Business World

2019 launch looms for LNG project

- — Victor V. Saulon

A PROPOSED natural gas terminal in Pagbilao, Quezon is on the brink of a “breakthrou­gh moment” and is likely to launch operations by 2019 if it wins certificat­ion as a project of national significan­ce, Fitch Solutions Group Ltd. said.

In its outlook for Philippine oil and gas, Fitch Solutions said a certificat­ion granted to Hong Kong’s Energy World Corp. Ltd. (EWC), which is building the LNG import terminal entitles the much-delayed project to expedited government approvals.

EWC has been developing the LNGto-power project since 2011, comprising a 4.1 billion cubic meter (bcm) import terminal and a 650-megawatt (MW) gas-fired power plant.

The Philippine­s will need to resort to gas imports once production from the Malampaya field winds down in the next decade.

“Despite the clear need for more gas and EWC’s repeated commitment to the project, Pagbilao LNG has suffered numerous delays due to issues ranging from volatile LNG prices, funding, regulatory obstacles and confusion over transmissi­on arrangemen­ts,” Fitch Solutions said.

“Most recently, EWC cited delays to securing government approval to connect to the local grid as holding up the start of its project, despite it being over 90% complete,” it added.

The DoE earlier clarified that it granted a limited certificat­ion confined to EWC’s gas-fired power plant project.

On Wednesday, DoE Undersecre­tary Donato D. Marcos confirmed that EWC had sought certificat­ion for its import terminal project.
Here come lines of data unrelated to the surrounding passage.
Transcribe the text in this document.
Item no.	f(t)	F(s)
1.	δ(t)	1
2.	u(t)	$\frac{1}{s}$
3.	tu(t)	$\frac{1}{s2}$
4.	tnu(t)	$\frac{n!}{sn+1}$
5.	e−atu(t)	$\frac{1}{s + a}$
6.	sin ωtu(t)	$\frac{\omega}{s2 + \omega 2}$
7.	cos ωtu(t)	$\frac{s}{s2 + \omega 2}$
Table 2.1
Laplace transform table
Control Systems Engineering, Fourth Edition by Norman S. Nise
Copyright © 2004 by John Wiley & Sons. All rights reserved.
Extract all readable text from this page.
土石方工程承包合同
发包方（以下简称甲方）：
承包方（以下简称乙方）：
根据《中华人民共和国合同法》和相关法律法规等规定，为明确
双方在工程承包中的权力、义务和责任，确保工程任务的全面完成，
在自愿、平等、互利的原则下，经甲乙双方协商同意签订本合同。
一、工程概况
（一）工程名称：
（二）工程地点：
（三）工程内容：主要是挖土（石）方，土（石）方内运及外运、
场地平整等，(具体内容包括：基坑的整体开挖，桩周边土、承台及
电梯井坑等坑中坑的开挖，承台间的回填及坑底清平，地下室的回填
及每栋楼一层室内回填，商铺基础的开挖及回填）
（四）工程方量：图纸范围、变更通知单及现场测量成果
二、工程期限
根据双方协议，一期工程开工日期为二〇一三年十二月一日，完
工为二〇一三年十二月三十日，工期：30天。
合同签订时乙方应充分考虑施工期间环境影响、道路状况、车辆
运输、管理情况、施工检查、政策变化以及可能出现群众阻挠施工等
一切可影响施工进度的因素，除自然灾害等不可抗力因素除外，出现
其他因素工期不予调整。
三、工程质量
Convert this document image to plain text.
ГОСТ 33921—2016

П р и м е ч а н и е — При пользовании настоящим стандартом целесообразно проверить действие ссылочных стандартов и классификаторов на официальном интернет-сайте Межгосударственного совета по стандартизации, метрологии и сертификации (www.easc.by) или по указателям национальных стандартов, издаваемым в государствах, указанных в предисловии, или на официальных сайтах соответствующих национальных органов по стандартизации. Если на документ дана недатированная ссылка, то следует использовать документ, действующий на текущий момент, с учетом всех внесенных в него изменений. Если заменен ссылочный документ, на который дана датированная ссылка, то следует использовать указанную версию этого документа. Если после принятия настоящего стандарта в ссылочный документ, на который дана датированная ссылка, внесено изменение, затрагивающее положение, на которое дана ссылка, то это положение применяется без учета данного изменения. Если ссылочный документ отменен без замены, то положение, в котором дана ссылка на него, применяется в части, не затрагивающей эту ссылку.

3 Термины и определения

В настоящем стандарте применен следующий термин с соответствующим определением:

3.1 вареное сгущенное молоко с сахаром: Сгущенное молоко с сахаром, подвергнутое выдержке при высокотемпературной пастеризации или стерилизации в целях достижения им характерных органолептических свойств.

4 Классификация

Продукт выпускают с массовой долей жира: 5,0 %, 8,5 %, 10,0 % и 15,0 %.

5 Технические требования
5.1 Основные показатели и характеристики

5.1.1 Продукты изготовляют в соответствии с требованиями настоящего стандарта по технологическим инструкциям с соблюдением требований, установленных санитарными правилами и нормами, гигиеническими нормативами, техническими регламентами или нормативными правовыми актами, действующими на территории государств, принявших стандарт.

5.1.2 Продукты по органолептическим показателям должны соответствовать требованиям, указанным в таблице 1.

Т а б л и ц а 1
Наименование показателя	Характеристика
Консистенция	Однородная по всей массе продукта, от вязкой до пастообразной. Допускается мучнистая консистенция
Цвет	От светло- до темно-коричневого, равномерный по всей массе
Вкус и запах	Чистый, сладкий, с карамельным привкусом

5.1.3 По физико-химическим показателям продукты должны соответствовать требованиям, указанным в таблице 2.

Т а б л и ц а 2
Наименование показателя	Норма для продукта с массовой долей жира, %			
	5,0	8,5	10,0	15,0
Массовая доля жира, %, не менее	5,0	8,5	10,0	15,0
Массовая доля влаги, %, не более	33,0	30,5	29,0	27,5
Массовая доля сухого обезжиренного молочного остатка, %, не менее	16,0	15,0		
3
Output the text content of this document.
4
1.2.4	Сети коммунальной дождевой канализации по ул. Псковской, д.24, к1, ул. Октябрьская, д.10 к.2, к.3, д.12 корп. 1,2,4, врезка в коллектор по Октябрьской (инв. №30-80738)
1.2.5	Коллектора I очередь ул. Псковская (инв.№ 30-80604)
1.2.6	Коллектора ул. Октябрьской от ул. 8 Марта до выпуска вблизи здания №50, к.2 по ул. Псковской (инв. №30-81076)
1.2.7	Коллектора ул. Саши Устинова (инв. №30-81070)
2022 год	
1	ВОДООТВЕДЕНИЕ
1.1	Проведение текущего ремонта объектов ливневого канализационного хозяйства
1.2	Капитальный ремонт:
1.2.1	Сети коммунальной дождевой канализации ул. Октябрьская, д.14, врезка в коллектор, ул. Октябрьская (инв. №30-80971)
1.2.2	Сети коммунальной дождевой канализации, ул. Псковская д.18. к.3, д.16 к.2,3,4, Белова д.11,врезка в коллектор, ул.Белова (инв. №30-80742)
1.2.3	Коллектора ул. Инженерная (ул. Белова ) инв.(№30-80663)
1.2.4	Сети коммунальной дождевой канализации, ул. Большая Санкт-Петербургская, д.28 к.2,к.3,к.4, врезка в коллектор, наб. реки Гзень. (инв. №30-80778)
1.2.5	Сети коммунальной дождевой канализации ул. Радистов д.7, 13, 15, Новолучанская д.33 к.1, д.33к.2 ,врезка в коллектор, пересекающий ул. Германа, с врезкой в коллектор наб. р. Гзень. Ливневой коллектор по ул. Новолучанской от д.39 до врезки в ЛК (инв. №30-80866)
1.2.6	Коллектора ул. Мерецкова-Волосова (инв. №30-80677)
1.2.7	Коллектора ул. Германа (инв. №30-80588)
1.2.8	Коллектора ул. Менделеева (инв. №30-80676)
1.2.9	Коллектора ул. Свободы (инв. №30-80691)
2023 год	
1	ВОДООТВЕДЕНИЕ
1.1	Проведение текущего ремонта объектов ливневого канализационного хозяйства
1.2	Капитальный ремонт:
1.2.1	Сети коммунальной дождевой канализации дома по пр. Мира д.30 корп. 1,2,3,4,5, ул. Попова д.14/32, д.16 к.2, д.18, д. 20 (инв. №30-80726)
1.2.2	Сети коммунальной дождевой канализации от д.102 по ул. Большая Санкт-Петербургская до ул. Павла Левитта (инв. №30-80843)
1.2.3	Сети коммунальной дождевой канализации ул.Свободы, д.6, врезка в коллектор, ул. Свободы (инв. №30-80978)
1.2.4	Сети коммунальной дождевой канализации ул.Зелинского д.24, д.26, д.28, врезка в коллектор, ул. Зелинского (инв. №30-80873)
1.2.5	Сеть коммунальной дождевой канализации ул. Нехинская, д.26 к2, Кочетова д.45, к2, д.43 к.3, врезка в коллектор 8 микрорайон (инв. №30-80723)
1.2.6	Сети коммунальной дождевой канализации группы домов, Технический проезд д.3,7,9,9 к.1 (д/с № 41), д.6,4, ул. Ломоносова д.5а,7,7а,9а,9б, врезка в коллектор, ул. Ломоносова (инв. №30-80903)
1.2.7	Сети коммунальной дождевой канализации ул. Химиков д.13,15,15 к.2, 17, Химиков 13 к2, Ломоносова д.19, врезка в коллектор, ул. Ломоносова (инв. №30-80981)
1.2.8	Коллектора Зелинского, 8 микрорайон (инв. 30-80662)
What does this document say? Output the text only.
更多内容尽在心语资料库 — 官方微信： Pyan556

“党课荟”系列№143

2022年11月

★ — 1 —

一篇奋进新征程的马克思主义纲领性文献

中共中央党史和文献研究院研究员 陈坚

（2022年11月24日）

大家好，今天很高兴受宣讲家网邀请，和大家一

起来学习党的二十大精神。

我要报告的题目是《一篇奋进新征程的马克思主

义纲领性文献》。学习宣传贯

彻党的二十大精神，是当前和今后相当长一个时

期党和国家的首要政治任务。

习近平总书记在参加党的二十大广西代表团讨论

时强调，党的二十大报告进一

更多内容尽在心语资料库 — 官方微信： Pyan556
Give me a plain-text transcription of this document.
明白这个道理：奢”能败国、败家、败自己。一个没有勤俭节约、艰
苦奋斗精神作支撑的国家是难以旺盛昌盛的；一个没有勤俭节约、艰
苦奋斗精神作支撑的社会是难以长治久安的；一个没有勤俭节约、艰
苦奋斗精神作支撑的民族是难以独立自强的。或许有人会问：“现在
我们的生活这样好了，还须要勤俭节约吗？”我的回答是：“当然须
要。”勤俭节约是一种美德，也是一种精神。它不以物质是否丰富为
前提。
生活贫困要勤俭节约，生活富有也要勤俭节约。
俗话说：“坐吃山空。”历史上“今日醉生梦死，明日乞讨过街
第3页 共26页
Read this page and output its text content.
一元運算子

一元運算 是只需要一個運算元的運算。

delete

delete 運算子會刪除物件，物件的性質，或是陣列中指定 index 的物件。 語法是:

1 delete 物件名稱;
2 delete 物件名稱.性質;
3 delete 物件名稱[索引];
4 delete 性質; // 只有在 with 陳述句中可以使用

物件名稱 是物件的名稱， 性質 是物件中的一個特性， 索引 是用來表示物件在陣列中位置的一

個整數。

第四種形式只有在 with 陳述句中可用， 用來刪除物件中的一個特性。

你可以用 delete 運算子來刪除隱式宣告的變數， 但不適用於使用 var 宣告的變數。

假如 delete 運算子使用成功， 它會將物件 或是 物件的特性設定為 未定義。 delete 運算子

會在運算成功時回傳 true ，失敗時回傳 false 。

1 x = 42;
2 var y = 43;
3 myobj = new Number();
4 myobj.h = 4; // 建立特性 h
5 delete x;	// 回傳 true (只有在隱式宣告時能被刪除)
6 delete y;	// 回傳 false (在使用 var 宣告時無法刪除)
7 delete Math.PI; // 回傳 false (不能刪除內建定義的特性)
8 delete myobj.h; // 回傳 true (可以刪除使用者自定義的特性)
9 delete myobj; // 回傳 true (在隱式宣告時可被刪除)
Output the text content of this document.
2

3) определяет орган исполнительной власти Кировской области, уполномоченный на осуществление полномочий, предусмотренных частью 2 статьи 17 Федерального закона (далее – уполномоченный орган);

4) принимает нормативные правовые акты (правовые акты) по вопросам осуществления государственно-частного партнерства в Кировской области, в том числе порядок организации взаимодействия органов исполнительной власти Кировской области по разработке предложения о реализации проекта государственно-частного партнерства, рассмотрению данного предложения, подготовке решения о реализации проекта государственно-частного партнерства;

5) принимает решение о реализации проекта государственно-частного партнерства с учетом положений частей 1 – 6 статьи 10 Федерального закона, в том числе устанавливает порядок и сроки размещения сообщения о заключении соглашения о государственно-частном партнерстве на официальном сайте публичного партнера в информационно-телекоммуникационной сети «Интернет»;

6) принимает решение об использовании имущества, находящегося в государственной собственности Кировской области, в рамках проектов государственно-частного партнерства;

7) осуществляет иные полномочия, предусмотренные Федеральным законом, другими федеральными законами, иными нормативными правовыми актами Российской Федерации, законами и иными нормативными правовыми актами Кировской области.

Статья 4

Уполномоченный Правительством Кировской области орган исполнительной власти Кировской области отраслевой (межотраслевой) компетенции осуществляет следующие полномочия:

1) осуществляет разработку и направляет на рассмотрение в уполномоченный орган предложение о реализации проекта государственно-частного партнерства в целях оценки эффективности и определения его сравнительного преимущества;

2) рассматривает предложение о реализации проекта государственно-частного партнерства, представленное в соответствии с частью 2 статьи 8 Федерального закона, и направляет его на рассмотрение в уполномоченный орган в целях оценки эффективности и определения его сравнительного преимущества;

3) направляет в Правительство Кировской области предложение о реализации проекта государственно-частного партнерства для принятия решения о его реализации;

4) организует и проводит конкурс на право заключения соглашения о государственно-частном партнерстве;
The department clears LNG hub facilities if these are also meant for third-party customers. He said at the time that the DoE had yet to issue an approval for any of the interested proponents.

Fitch Solutions said a certificat­ion paves the way for EWC to benefit from a host of provisions set out under Executive Order 30, which was issued in 2017 to streamline approval processes and provides administra­tive and technical support for projects deemed critical to the developmen­t and security of the Philippine­s.

“This likely puts the project on track to begin commercial operations within 2019, eight years after it broke ground,” it said.

The research firm also said the outlook for the Philippine­s’ second LNG project “has considerab­ly improved in recent months, with the introducti­on of a formidable joint-venture (JV) into the mix.”

It said Manila’s desire for a second LNG project stems from the fact that even at full capacity, EWC’s Pagbilao LNG would be sufficient to meet about 83% or 4.1 bcm out of the 4.9 bcm believed required to support the government’s gas power expansion plans.

Fitch Solutions said in addition to supplying LNG to five existing power plants with a combined generation capacity of 3,200 MW currently supplied by Malampaya’s gas at about 3.8-3.9 bcm per annum, the government plans to develop an additional 1,500 MW of new gas-fired generation capacity.

The new plants are to be built in Pagbilao at 650 MW, Batangas at 415 MW and Bataan at 480 MW by 2021. They will require an additional 1 bcm of gas feedstock.

“After multiple calls for tenders and plenty of expression­s of interest from a vast array of domestic and foreign firms, the keys to the Philippine­s’ second LNG developmen­t appears to be held by Tanglawan Philippine­s LNG Inc.,” the firm said.

It said Tanglawan was reportedly winning the race to be the DoE’s choice to lead the project. The company is a joint venture between China National Offshore Oil Corp. (CNOOC) and independen­t oil firm Phoenix Petroleum Philippine­s, Inc. led by businessma­n Dennis A. Uy.

The partners are looking to develop an integrated LNG-to-power project in Batangas, which would involve the constructi­on of a regasifica­tion terminal with a capacity of 5 million tons per annum (MTPA) and gas-fired power generation capacity of 1,000-2,000 MW, costing around $1-2 billion.

Fitch Solutions said Tanglawan’s case for the project “is strong, not least due to ample funding and an assured market for imported gas.”

A third partner being considered for the project is the Philippine­s’ largest power distributi­on firm Manila Electric Co., which holds preferenti­al rights to join Mr. Uy in future LNG ventures.

The research firm said the inclusion of CNOOC in the partnershi­p “adds a political element to the mix,” adding further incentive for the DoE to approve the project, “particular­ly in light of increasing efforts between Beijing and Manila to improve bilateral ties and boost economic and trade cooperatio­n.”